The unusual Rafflesia plant has no leaves, stems or roots. Being endoparasitic, the Rafflesia attaches itself onto a host plant for nutrients and survival. The host plant is the Tetrastigma vine that grows only in the primary rainforests. This makes the Rafflesia very rare and hard to locate. Besides, it is even more difficult to see the Rafflesia blooming. There will be a lot of travelling and jungle trekking to get to this plant as the blooms are usually found in higher altitudes.
A Rafflesia bud can take up to one year to develop before it transforms into a magnificent giant flower measuring almost one metre across. One single flower can weigh up to a massive 11 kg in weight. A typical Rafflesia flower consists of five huge fleshy leathery petals that are red in colour with wart-like mottles. The centre of the flower contains a disc with many vertical spines. The gigantic flower will stay open for about five days after which it will start to wilt. The red colour starts to change and turns brown. Finally it becomes black and collapses into a big slimy mass.
The Rafflesia plant is also called "corpse flower" or "meat flower" by the locals because the giant flowers smell like rotting flesh in the advanced stage of decomposition.

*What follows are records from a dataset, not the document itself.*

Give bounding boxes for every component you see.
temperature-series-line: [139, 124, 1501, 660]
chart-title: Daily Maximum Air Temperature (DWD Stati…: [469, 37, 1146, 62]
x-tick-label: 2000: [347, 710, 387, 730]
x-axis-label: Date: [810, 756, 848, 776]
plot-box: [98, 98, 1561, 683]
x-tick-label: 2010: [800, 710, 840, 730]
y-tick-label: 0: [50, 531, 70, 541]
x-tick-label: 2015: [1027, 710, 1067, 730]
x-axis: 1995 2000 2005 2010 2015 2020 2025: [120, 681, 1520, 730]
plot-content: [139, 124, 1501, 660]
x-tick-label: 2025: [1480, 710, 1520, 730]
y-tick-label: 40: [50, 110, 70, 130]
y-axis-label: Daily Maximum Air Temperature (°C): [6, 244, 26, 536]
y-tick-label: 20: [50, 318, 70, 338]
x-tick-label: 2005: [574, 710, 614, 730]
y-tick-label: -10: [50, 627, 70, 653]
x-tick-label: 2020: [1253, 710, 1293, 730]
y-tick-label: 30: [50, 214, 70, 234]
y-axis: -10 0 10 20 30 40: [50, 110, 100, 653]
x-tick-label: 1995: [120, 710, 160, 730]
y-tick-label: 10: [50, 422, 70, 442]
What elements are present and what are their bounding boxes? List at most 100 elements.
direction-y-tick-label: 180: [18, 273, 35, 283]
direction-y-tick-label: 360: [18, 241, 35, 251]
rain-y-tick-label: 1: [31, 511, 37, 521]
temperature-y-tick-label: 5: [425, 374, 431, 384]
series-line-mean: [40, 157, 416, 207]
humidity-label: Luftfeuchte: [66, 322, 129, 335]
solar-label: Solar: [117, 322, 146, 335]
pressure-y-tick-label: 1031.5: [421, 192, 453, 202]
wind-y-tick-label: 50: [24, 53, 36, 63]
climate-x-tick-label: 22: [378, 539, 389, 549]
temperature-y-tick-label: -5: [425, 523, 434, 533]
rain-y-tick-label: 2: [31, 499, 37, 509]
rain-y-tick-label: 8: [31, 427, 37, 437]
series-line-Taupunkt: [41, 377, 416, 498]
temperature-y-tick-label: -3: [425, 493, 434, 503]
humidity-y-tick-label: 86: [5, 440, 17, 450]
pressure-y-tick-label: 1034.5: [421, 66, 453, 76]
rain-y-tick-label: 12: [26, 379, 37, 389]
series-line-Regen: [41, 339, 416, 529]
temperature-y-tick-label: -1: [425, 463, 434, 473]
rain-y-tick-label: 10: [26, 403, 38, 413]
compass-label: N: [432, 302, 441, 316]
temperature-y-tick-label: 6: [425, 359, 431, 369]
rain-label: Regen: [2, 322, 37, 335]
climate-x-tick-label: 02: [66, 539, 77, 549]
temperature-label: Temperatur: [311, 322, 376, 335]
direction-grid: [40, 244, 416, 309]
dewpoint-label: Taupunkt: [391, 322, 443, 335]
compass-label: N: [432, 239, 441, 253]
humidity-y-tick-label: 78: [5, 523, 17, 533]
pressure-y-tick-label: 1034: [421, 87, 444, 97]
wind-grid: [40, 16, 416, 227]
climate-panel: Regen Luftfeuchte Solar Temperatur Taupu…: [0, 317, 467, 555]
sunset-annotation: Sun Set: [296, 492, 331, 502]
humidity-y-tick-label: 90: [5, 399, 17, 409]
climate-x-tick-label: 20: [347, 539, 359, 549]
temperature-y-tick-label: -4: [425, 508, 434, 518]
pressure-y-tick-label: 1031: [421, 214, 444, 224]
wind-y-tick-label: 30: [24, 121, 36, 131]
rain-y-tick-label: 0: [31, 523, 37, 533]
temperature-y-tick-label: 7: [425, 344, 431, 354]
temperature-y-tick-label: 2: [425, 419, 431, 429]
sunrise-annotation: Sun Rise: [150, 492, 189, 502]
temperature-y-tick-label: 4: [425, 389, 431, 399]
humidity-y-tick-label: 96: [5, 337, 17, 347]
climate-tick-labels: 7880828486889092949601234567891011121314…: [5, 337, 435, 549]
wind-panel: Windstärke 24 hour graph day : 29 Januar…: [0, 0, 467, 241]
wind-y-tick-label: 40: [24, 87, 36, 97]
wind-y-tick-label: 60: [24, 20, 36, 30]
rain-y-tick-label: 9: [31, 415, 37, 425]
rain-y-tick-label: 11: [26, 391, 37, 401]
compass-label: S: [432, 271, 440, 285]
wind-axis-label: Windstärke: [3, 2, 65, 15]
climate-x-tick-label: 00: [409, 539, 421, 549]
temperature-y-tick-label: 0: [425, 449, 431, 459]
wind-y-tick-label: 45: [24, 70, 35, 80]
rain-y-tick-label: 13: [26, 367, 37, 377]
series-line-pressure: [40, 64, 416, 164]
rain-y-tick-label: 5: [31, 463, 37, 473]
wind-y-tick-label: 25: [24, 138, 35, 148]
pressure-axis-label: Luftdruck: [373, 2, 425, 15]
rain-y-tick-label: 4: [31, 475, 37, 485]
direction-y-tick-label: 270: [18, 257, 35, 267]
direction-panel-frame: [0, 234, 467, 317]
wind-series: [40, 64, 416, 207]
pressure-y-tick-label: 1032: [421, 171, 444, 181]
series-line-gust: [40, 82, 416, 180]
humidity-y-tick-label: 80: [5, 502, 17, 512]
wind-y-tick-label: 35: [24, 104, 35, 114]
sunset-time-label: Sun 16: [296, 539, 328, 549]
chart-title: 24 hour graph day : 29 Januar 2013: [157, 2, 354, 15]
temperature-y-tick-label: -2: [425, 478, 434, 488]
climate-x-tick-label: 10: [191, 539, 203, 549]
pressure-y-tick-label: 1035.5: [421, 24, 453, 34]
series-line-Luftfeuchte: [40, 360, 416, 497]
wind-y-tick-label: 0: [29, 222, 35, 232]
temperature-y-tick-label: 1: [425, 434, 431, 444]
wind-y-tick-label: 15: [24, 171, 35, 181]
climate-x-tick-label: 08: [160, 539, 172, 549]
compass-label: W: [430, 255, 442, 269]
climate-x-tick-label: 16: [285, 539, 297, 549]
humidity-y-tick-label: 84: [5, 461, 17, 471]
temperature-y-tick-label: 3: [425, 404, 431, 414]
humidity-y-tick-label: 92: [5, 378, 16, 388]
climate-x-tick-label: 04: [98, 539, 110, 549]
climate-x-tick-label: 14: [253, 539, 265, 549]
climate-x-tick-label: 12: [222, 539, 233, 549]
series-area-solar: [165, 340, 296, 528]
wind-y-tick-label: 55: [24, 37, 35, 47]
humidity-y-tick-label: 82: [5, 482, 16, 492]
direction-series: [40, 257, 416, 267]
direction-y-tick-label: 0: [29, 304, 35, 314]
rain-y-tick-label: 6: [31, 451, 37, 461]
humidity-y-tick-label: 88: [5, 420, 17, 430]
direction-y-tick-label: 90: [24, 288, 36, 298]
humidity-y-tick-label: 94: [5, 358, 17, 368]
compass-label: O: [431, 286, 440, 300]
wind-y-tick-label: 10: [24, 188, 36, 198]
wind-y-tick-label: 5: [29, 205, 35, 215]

The pungent smell attracts insects like bugs and flies to the flowers to assist in pollinating the male and female flowers so that more Rafflesias will continue to grow.
The Rafflesia FlowerClick thumbnail to view full-size
Other tropical plants
There are several species of Rafflesia found in the jungles of Borneo, Peninsular Malaysia, Sumatra, Thailand and Philippines. All the species are endangered and threatened by logging, ethnobotanical collecting and burning of primary forests especially in Borneo and Sumatra.
In recent years, conservation of the Rafflesia has been given a priority in the state of Sabah in Malaysia as this unique plant is on the endangered species list and is on the brink of extinction. Areas inhabiting the Rafflesia are now being monitored and protected in the country.